Several limitations to our study should be noted. First, NCCT was used as follow-up imaging method since better methods such as diffusion-weighted MR imaging was not generally available for our data. For patients from the MRCLEAN trial, the infarct was sometimes poorly visible on the follow-up NCCT after 24 h. Additionally, the centers in the MRCLEAN trial could adhere to their own acquisition and injection protocol, which introduces variability to the CTP results [25,26,27]. For the REC patient group, the ischemic core may have grown between the time of admission imaging and recanalization, especially for patients who received intravenous thrombolytic therapy. As a result, the ground truth maps for the REC patient group may cover substantial parts of the penumbra at the time of imaging. The resulting probability maps should therefore be interpreted as an estimation of the ischemic core at the time of reperfusion [6]. Also, for all patients, the ground truth map could be influenced by brain shift due to edema.

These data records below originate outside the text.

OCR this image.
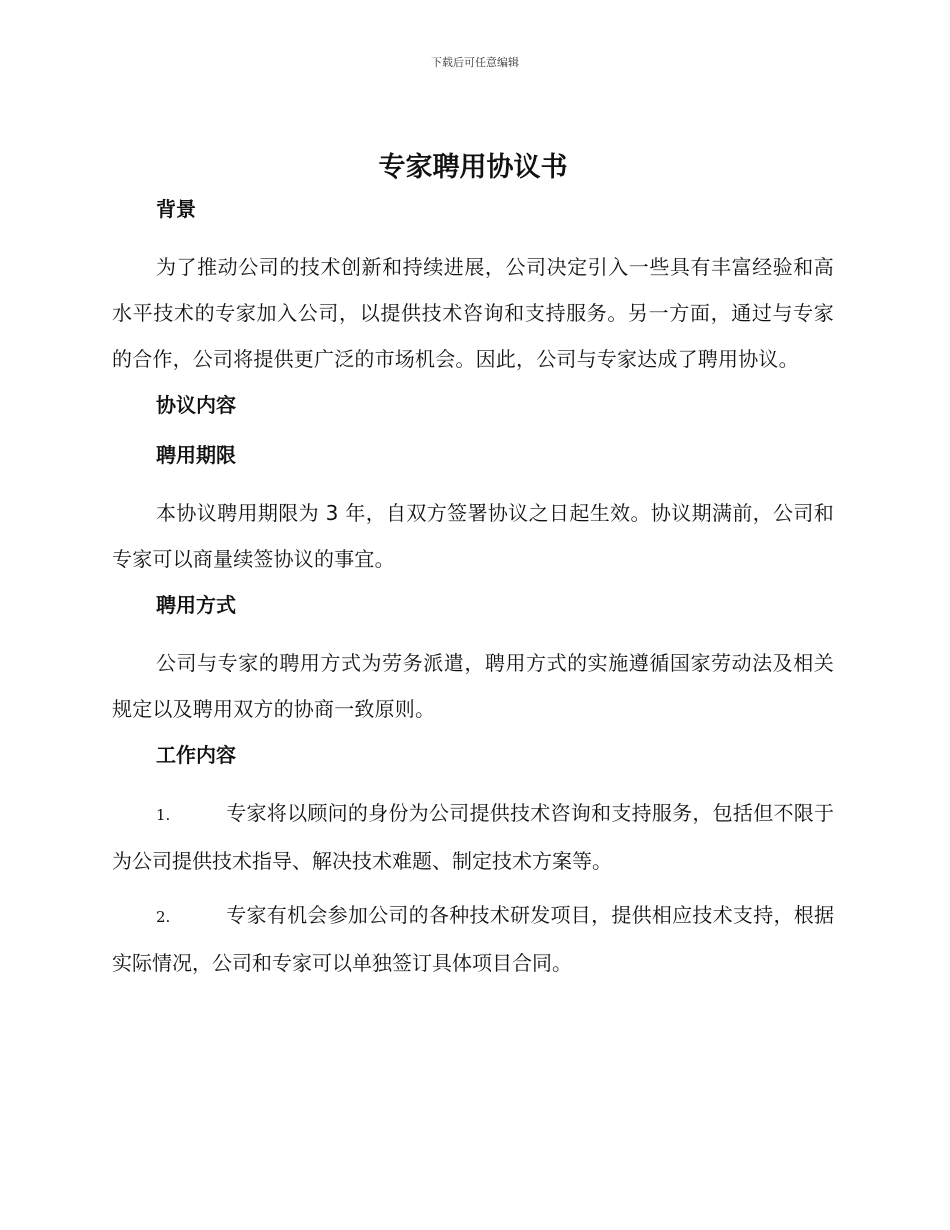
下载后可任意编辑
专家聘用协议书
背景

为了推动公司的技术创新和持续进展，公司决定引入一些具有丰富经验和高水平技术的专家加入公司，以提供技术咨询和支持服务。另一方面，通过与专家的合作，公司将提供更广泛的市场机会。因此，公司与专家达成了聘用协议。

协议内容
聘用期限

本协议聘用期限为 3 年，自双方签署协议之日起生效。协议期满前，公司和专家可以商量续签协议的事宜。

聘用方式

公司与专家的聘用方式为劳务派遣，聘用方式的实施遵循国家劳动法及相关规定以及聘用双方的协商一致原则。

工作内容

1.	专家将以顾问的身份为公司提供技术咨询和支持服务，包括但不限于为公司提供技术指导、解决技术难题、制定技术方案等。

2.	专家有机会参加公司的各种技术研发项目，提供相应技术支持，根据实际情况，公司和专家可以单独签订具体项目合同。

There are weaknesses to our analysis as well. First, class imbalance, although minimized by the choice of our sample space, can lead to low predictive accuracy for the class of ischemic voxels in both classification methods [17]. Second, regarding probabilistic classification in specific, the decision to include all four perfusion maps may not be optimal for logistic regression because of the correlation between the perfusion parameters. Third, we interpreted the probabilities as volume fractions and estimated the ischemic core and total hypoperfused region volumes by taking the difference between both hemispheres, but this approach may leave room for improvement. Fourth, relative values of the perfusion parameters were not studied both because relative perfusion parameter maps could not be exported from ISP and because no clear definition of relative values exists.

Conclusion

Multivariable probability maps outperform conventional CTP summary maps in estimating the follow-up infarct lesion, as observed on follow-up non-contrast CT obtained within 3 days. Clinically, an improved classification benefits the selection to treat acute ischemic stroke patients. Probability maps may provide an improved and standardized classification of ischemic regions in CTP stroke imaging.